Краска горечи

Анна Неркаги — из тех людей, с кем мне хотелось бы познакомиться. Я понимаю, что это — проявление жадности: сидеть рядом, слушать голос, заглядывать в глаза в надежде увидеть в них секрет огромного таланта. Таких людей немного (с кем мне хотелось бы завести дружбу), но они есть. Погреться возле огня их талантливой души — это же так важно! Ощутить через близость к ним их силищу, рождающую стихи, книги, картины, музыку. Окунуться в одну с ними атмосферу, дышать одним с ними воздухом и… украсть немного их самих. Они даже не заметят этой краже, а я сделаюсь богаче в сердце моём.
Но я не уверен, что я подошёл бы к Анне Неркаги, будь в нескольких шагах от меня. Меня пугает её лицо. Оно отмечено печатью вселенского горя. Кроме того, на фотографиях, которые мне довелось видеть, Анна выглядит человеком жёстким, словно закрывшимся от окружающего мира. Таким мне представляется шаман, которому судьба нанесла тяжелейшую душевную рану и сердце которого переполнилось горечью.

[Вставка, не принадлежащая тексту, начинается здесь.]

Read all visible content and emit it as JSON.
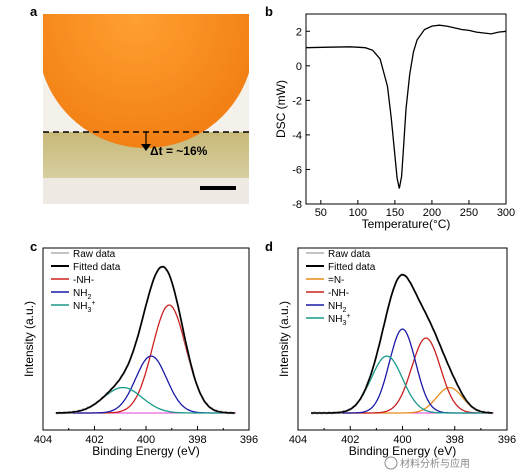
{
  "panels": {
    "a": {
      "letter": "a",
      "annotation": "Δt = ~16%"
    },
    "b": {
      "letter": "b"
    },
    "c": {
      "letter": "c"
    },
    "d": {
      "letter": "d"
    }
  },
  "watermark": "材料分析与应用",
  "colors": {
    "raw": "#b0b0b0",
    "fitted": "#000000",
    "nh_red": "#cc2020",
    "nh2_blue": "#1a1aa8",
    "nh3_teal": "#1a9a8a",
    "n_orange": "#e88a1a",
    "baseline_pink": "#e040d0",
    "droplet": "#f58a1c"
  },
  "chart_data": [
    {
      "panel": "b",
      "type": "line",
      "xlabel": "Temperature(°C)",
      "ylabel": "DSC (mW)",
      "xlim": [
        30,
        300
      ],
      "ylim": [
        -8,
        3
      ],
      "xticks": [
        50,
        100,
        150,
        200,
        250,
        300
      ],
      "yticks": [
        -8,
        -6,
        -4,
        -2,
        0,
        2
      ],
      "series": [
        {
          "x": [
            30,
            60,
            90,
            110,
            120,
            130,
            140,
            145,
            150,
            153,
            156,
            159,
            162,
            165,
            170,
            175,
            180,
            190,
            200,
            210,
            220,
            230,
            240,
            250,
            260,
            270,
            280,
            290,
            300
          ],
          "values": [
            1.05,
            1.08,
            1.1,
            1.05,
            0.9,
            0.4,
            -1.2,
            -3.0,
            -5.2,
            -6.5,
            -7.1,
            -6.4,
            -4.5,
            -2.5,
            -0.5,
            0.8,
            1.5,
            2.1,
            2.3,
            2.35,
            2.3,
            2.2,
            2.1,
            2.05,
            1.95,
            1.9,
            1.85,
            1.95,
            2.0
          ]
        }
      ]
    },
    {
      "panel": "c",
      "type": "line",
      "xlabel": "Binding Energy (eV)",
      "ylabel": "Intensity (a.u.)",
      "xlim": [
        404,
        396
      ],
      "xticks": [
        404,
        402,
        400,
        398,
        396
      ],
      "legend": [
        "Raw data",
        "Fitted data",
        "-NH-",
        "NH2",
        "NH3+"
      ],
      "components": [
        {
          "name": "-NH-",
          "center": 399.1,
          "amplitude": 0.72,
          "sigma": 0.65
        },
        {
          "name": "NH2",
          "center": 399.8,
          "amplitude": 0.38,
          "sigma": 0.6
        },
        {
          "name": "NH3+",
          "center": 400.9,
          "amplitude": 0.17,
          "sigma": 0.75
        }
      ]
    },
    {
      "panel": "d",
      "type": "line",
      "xlabel": "Binding Energy (eV)",
      "ylabel": "Intensity (a.u.)",
      "xlim": [
        404,
        396
      ],
      "xticks": [
        404,
        402,
        400,
        398,
        396
      ],
      "legend": [
        "Raw data",
        "Fitted data",
        "=N-",
        "-NH-",
        "NH2",
        "NH3+"
      ],
      "components": [
        {
          "name": "=N-",
          "center": 398.2,
          "amplitude": 0.17,
          "sigma": 0.5
        },
        {
          "name": "-NH-",
          "center": 399.1,
          "amplitude": 0.5,
          "sigma": 0.55
        },
        {
          "name": "NH2",
          "center": 400.0,
          "amplitude": 0.56,
          "sigma": 0.5
        },
        {
          "name": "NH3+",
          "center": 400.6,
          "amplitude": 0.38,
          "sigma": 0.6
        }
      ]
    }
  ]
}
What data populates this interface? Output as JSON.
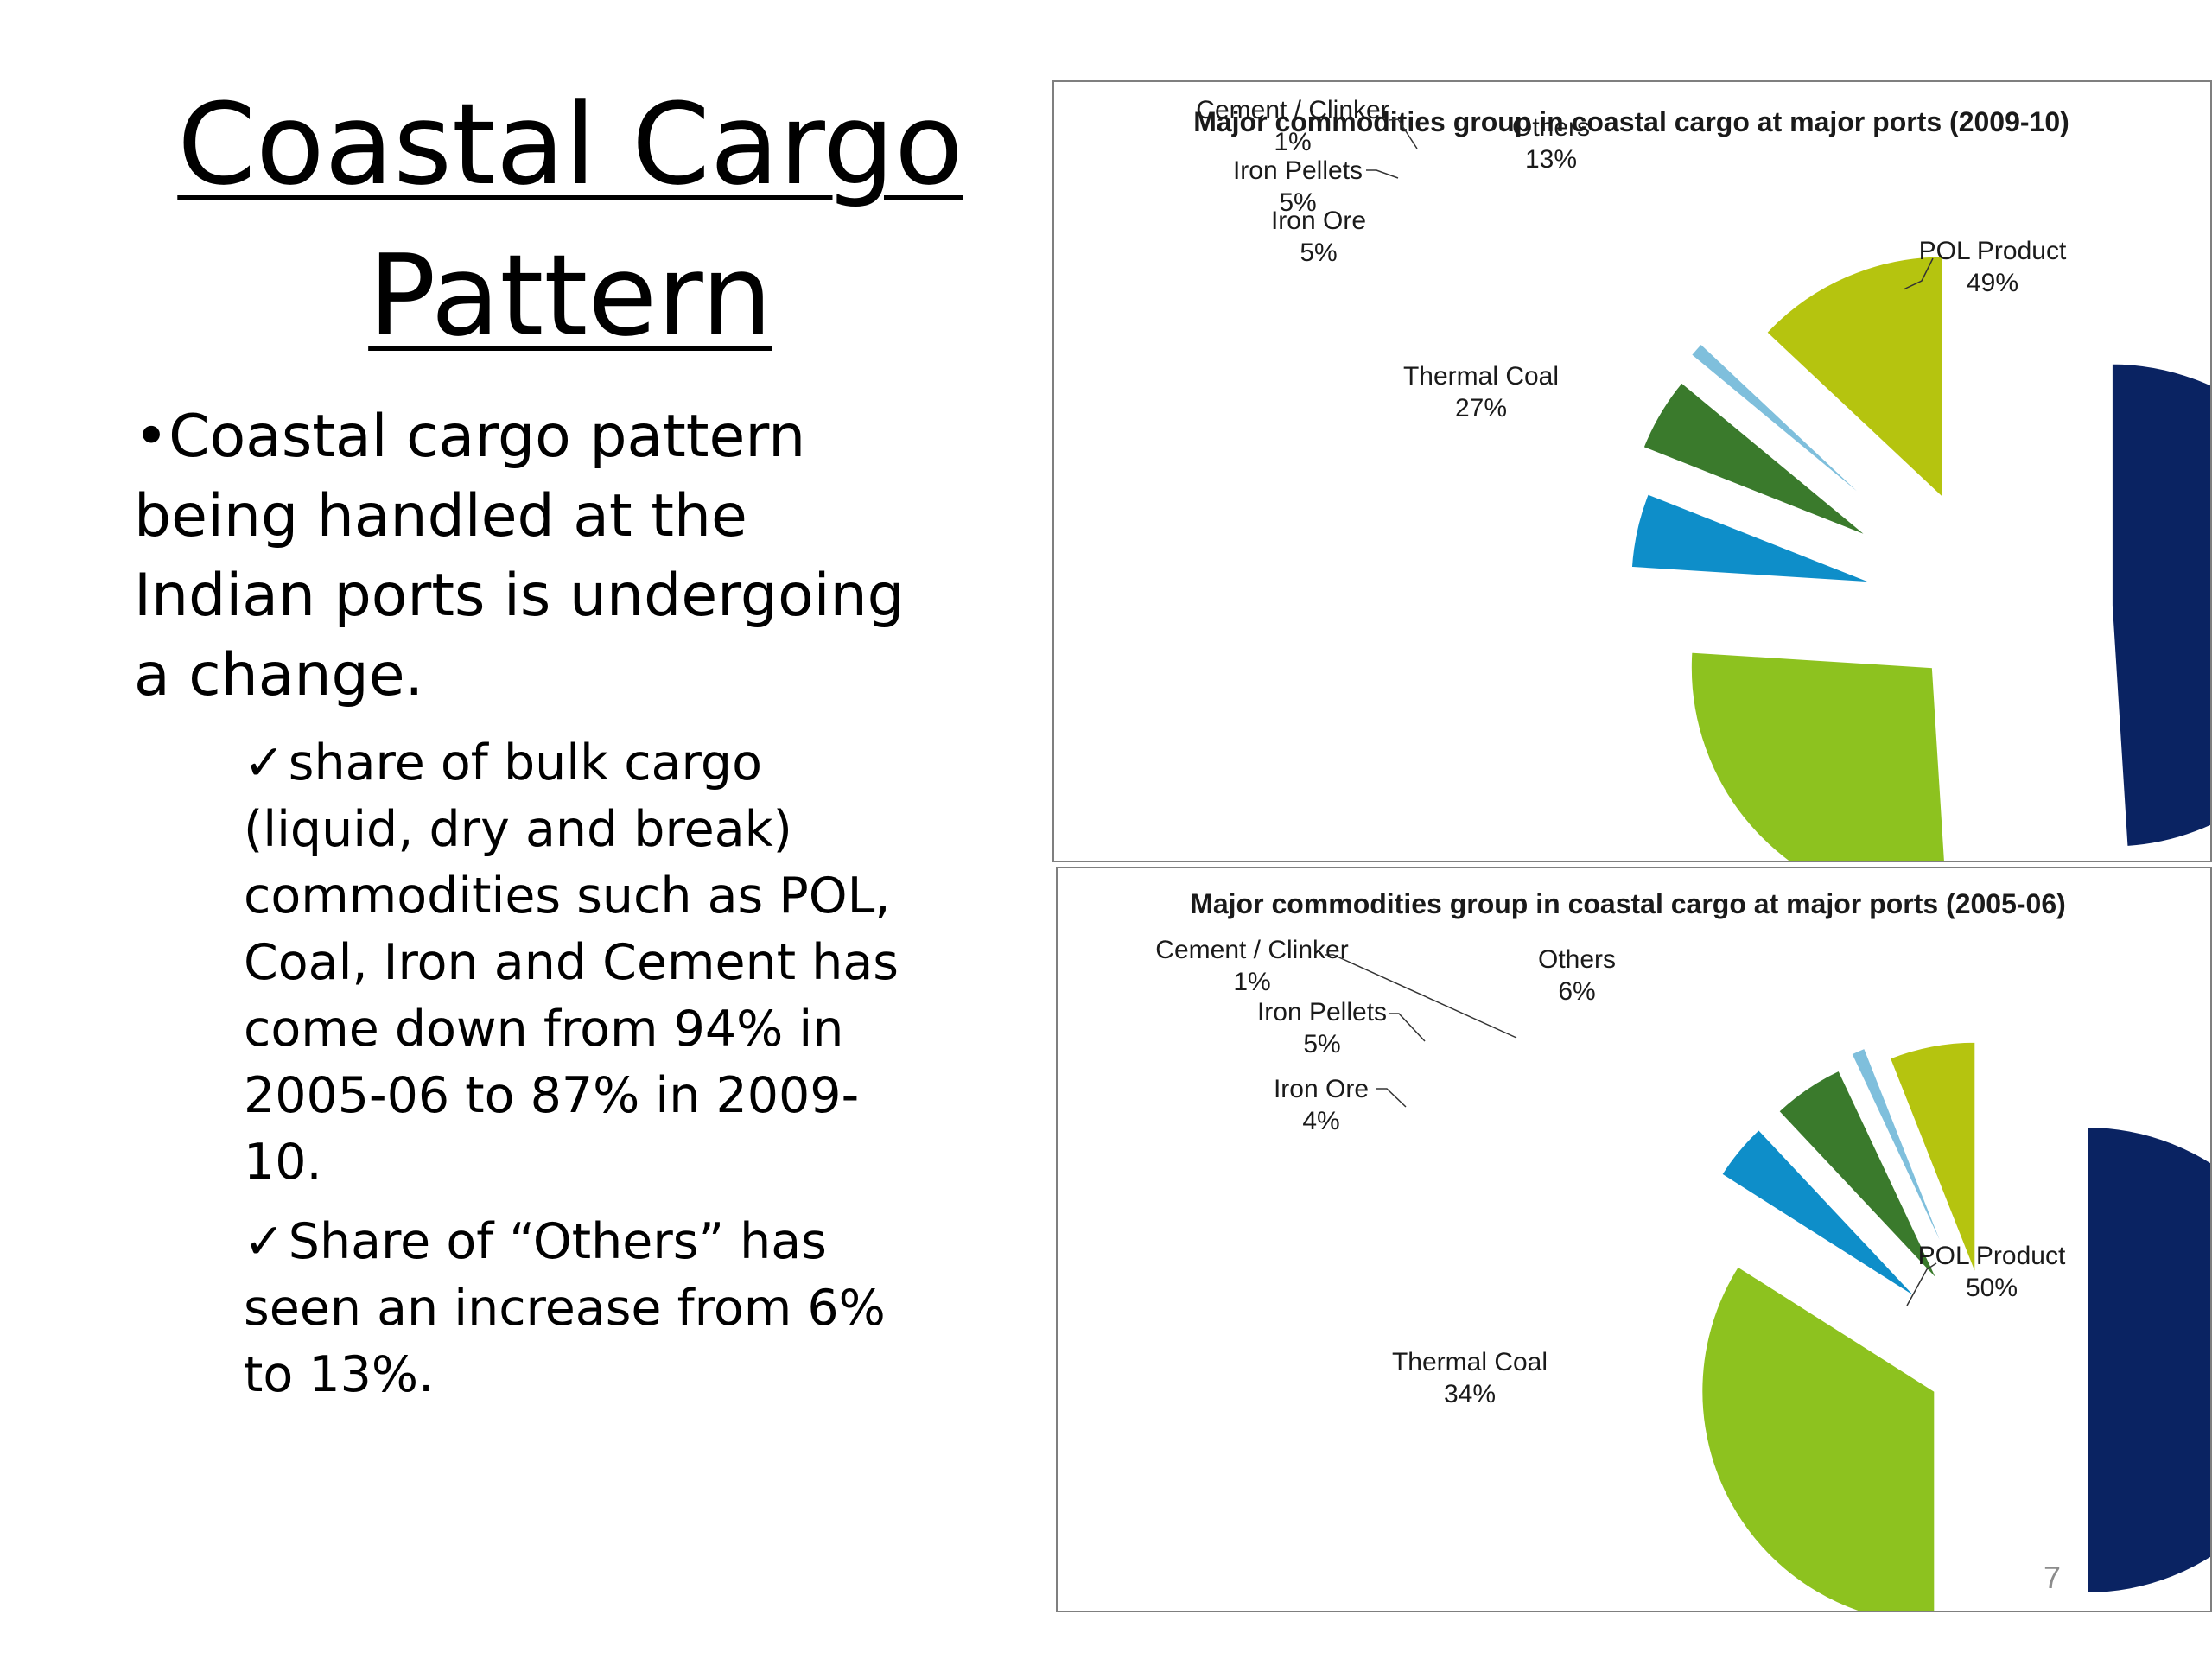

Впервые я познакомился с её текстами в сборнике «Проза народов Крайнего Севера и Дальнего Востока», выпущенным издательством «Северные просторы» в серии «Северная библиотека школьника». Народы, поэзия, проза — кажется, туда вместилось всё. На самом же деле туда втиснулось очень мало. И почему «Библиотека школьника»? Почему не «Сокровищница народов мира»? Впрочем, это не так уж важно… В одной из тех красивых книг я увидел Анну Неркаги. Начал читать, но текст, взмахнув широкими крыльями, внезапно оборвался. Отрывки повести «Анико из рода Ного» закончились. Это было похоже на убежавшую сквозь пальцы воду: я стоял в пустыне, измученный жаждой, а вода исчезла… Колдовство слов Анны Неркаги улетучилось, оставив жажду, оставив желание пить её ещё и ещё.

Анна Неркаги… Чуть раньше я читал о ней в журнале «Мир Севера». Там же я всматривался в её суровое лицо. Наверняка она умеет смеяться, но на фотографии она выглядела мрачной и чёрствой. Правда, о чёрствых людях никто никогда не пишет, а про Анну писали с любовью и восхищением. И я согласен: она достойна восхищения.

Месяц назад я взял повесть «Белый ягель». Читаю.  Останавливался чуть ли не на каждой странице. Останавливался, чтобы перевести дух, ибо давно не читал такой могучей книги. Мысли точны и глубоки, как рисунок сделанный на кости умелым резцом. Почти всех писателей Севера я называю шаманами. Она — шаман высокого полёта. Её бубен посылает звон её песни далеко за горизонт. Жаль только, что песня эта печальна и тяжела.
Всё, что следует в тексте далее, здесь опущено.